I personally agree and at the same time disagree with the argument presented by Thomas Jackson about racism. To commence my argument about this issue, I will first point out what I personally believe that Thomas Jackson missed about racism. Thomas concentrates only on the current issues and concerns that seem to discriminate on the white race. In doing so, he forgets the historical injustices that whites have shown especially towards the black community. A large percentage of the black communities living in the United States were taken as slaves for the white people.
The reverse has never happened anywhere in the world. The propagation of racism was evidently done by the white community. In the early 1960’s at the rise of civil rights movements, most African-Americans and Hispanics were clearly discriminated by their fellow white citizens in most aspects of social life. There were schools for the whites and hospitals for the whites among other necessary social amenities. Thomas seems to forget these past injustices committed by the white communities. If the black and other races had not been discriminated, the word ‘racism’ could not have attracted much attention as it is in the modern world. By stating the history of racism and the past injustices committed by the white people, I do not support discrimination against the white community regarding their own cultures and identities. However, there is one factor that is clear when talking about racism, the whites triggered racism and blacks and other races have disseminated racism through their over-sensitivity to any act that seems to support or favor the white community.
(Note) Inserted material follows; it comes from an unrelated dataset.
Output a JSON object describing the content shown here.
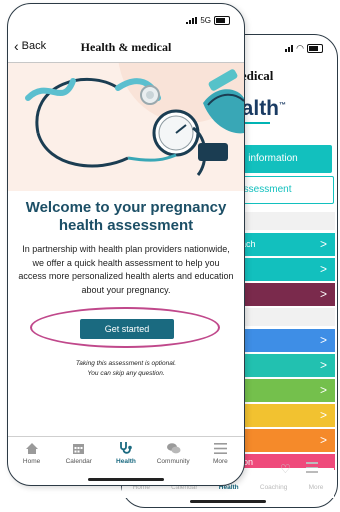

In this respect, there is discrimination against the white community since they cannot exercise their own private practices without attracting overwhelming attention from the media and the ‘modern civil activists’. As painfully explained by Thomas in his argument, this side of the argument is true. It is also true that the white community has to be more cautious in their actions more than other races.
This perception can be explained by considering historical events that led to racism, in summary the hunter is more or less becoming the hunted. More so, Thomas emphasizes on the growing number of immigrants flocking the United States especially from developing countries. On the contrary there are minimal number of white immigrants to the United States as compared to the number of blacks and other races. This clearly indicates the decreasing dominance of the white community.
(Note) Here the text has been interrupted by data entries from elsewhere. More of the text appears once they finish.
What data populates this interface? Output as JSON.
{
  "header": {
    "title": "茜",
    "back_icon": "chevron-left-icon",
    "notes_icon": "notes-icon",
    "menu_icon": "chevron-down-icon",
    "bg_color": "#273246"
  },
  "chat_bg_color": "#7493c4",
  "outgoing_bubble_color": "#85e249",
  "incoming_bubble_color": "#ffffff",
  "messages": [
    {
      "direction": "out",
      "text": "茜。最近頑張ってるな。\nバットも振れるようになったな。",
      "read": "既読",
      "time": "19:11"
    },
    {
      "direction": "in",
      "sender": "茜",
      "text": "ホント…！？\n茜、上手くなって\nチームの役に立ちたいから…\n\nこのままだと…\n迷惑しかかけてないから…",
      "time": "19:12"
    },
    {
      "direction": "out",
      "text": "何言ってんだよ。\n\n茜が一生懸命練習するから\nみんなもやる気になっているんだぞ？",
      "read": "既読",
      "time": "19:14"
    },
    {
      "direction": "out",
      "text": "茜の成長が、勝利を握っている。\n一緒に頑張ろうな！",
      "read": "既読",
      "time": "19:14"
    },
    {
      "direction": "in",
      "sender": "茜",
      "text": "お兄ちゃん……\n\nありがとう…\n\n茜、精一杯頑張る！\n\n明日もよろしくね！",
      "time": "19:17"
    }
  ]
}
Based on my analysis, Thomas Jackson is neither right nor wrong; his argument seems to be a reaction to the growing sensitivity from other races. There is more reaction to the actions of the other races rather than a comprehensive argument of racism and its origin. In this perspective, Thomas is wrong in his approach about the whole concept of racism. He ought to analyze the genesis of racism to account for the current actions.
In another perspective, the growing concern for any white actions should not be taken as a sign of racism; I personally detest this perception from other races about the white community in support of Thomas argument.